Zieske Lawrence, Ebersole Gregory C, Davidge Kristen, Fox Ida, Mackinnon Susan E
Division of Plastic and Reconstructive Surgery, Washington University in Saint Louis School of Medicine, Saint Louis, MO 63110, USA.
J Hand Surg Am. 2013 Aug;38(8):1530-9. doi: 10.1016/j.jhsa.2013.04.024. Epub 2013 Jun 25.
To evaluate intraoperative findings and outcomes of revision carpal tunnel release (CTR) and to identify predictors of pain outcomes.
We performed a retrospective cohort study of all adult patients undergoing revision CTR between 2001 and 2012. Patients were classified according to whether they presented with persistent, recurrent, or new symptoms. We compared study groups by baseline characteristics, intraoperative findings, and outcomes (strength and pain). Within each group, we analyzed changes in postoperative pinch strength, grip strength, and pain from baseline. Predictors of postoperative average pain were examined using both multivariable linear regression analyses and univariable logistic regression to calculate odds ratios of worsened or no change in pain.
We performed revision CTR in 97 extremities (87 patients). Symptoms were classified as persistent in 42 hands, recurrent in 19, and new in 36. The recurrent group demonstrated more diabetes and a longer interval from primary CTR, and was less likely to present with pain. Incomplete release of the flexor retinaculum and scarring of the median nerve were common intraoperative findings over all. Nerve injury was more common in the new group. Postoperative pinch strength, grip strength, and pain significantly improved from baseline in all groups, apart from strength measures in the recurrent group. Persistent symptoms and more than 1 prior CTR had higher odds of not changing or worsening postoperative pain. Higher preoperative pain, use of pain medication, and workers' compensation were significant predictors of higher postoperative average pain.
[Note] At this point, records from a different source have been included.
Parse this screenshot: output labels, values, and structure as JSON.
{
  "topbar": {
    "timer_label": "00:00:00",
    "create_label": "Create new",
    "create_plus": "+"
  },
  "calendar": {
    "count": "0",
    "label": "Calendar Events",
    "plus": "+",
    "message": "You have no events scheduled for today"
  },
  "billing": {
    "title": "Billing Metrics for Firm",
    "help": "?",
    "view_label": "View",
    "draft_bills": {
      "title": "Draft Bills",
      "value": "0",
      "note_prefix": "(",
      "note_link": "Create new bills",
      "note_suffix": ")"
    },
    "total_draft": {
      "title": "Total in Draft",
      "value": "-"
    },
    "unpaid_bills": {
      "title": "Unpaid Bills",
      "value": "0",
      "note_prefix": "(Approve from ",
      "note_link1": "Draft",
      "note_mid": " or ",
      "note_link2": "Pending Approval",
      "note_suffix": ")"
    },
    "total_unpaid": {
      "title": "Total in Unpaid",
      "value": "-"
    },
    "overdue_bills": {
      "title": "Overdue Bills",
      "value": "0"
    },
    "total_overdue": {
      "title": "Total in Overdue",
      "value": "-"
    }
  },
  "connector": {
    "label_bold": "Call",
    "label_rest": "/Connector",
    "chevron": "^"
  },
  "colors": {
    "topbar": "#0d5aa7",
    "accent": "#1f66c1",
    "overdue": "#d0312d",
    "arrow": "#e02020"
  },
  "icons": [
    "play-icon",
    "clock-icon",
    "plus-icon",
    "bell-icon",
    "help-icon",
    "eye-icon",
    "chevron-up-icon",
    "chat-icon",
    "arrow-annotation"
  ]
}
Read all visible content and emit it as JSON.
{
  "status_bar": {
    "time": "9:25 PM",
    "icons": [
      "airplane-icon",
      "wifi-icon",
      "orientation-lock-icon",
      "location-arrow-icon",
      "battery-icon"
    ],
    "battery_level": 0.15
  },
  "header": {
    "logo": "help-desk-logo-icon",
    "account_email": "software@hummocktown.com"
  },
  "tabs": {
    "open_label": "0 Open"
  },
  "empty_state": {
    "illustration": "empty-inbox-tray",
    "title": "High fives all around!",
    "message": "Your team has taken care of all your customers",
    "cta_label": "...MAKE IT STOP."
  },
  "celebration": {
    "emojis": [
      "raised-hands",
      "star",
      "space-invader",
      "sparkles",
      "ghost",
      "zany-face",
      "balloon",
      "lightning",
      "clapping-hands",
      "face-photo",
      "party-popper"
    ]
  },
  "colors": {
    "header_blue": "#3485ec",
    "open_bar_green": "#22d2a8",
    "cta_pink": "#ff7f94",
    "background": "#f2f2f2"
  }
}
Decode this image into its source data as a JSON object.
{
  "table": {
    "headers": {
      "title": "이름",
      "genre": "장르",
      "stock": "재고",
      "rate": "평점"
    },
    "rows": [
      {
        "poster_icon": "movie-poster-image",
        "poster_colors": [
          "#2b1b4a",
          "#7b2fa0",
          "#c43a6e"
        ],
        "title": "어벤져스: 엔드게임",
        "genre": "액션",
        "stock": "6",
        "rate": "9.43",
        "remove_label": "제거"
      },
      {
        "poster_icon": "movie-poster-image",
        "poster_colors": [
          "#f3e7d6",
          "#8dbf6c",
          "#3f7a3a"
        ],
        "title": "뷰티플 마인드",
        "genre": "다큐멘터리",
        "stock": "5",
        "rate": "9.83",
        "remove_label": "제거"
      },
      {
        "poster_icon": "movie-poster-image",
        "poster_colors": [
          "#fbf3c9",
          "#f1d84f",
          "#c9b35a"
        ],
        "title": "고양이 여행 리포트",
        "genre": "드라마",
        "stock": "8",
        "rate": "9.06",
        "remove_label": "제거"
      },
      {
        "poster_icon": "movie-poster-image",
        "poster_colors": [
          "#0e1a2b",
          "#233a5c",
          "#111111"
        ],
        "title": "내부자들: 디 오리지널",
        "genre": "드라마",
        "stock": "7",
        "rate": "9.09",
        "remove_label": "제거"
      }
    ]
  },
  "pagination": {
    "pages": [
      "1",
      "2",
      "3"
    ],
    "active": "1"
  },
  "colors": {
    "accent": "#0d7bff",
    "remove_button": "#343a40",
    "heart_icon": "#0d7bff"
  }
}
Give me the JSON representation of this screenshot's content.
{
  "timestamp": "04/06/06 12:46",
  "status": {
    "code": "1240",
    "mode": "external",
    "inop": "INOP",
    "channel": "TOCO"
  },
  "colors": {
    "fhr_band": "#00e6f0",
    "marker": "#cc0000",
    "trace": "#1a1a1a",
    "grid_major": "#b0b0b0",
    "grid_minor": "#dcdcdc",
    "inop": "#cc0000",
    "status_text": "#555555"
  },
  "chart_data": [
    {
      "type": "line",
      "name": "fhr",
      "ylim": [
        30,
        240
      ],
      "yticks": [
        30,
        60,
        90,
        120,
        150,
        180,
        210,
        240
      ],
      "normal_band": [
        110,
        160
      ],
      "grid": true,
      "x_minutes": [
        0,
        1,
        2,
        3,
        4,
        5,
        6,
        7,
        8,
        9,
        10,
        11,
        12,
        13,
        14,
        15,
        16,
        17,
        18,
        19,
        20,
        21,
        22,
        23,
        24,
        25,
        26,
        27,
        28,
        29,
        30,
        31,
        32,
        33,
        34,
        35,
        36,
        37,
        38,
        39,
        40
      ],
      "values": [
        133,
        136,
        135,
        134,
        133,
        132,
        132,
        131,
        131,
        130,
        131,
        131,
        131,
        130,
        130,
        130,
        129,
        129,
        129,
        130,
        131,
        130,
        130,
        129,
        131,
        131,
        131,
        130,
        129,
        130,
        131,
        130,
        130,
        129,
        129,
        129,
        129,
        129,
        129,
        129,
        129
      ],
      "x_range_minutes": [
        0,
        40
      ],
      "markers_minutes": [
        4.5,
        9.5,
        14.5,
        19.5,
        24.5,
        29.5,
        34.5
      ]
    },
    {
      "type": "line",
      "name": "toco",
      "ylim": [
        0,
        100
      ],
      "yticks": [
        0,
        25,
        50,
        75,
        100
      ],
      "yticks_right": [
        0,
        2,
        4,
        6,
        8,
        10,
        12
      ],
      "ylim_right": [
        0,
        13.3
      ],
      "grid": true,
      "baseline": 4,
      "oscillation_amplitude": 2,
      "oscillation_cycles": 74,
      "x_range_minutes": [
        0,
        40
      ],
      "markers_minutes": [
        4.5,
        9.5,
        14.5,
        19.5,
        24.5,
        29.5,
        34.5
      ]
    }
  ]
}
Carpal tunnel release may not always be entirely successful. Most patients improve after revision CTR, but a methodical approach to diagnosis and adherence to safe surgical principles are likely to improve outcomes. Symptom classification, number of prior CTRs, baseline pain, pain medications, and workers' compensation status are important predictors of pain outcomes in this population.
TYPE OF STUDY/LEVEL OF EVIDENCE: Therapeutic III.
评估翻修性腕管松解术(CTR)的术中发现及结果,并确定疼痛结果的预测因素。
我们对2001年至2012年间所有接受翻修性CTR的成年患者进行了一项回顾性队列研究。根据患者出现的是持续性、复发性还是新症状进行分类。我们通过基线特征、术中发现及结果(力量和疼痛)对研究组进行比较。在每组中,我们分析了术后捏力、握力及疼痛相对于基线的变化。使用多变量线性回归分析和单变量逻辑回归来检验术后平均疼痛的预测因素,以计算疼痛加重或无变化的比值比。
我们对97个肢体(87例患者)进行了翻修性CTR。症状分类为42只手为持续性,19只为复发性,36只为新出现的。复发性组糖尿病更多,距初次CTR的时间间隔更长,且疼痛出现的可能性较小。在所有病例中,屈肌支持带松解不完全及正中神经瘢痕形成是常见的术中发现。神经损伤在新症状组中更常见。除复发性组的力量测量外,所有组的术后捏力、握力及疼痛相对于基线均有显著改善。持续性症状及既往接受过1次以上CTR的患者术后疼痛无变化或加重的几率更高。术前疼痛程度较高、使用止痛药物及工伤赔偿是术后平均疼痛较高的显著预测因素。
腕管松解术并非总能完全成功。大多数患者在翻修性CTR后有所改善,但采用系统的诊断方法并遵循安全的手术原则可能会改善结果。症状分类、既往CTR次数、基线疼痛、止痛药物及工伤赔偿状况是该人群疼痛结果的重要预测因素。
研究类型/证据水平:治疗性III级。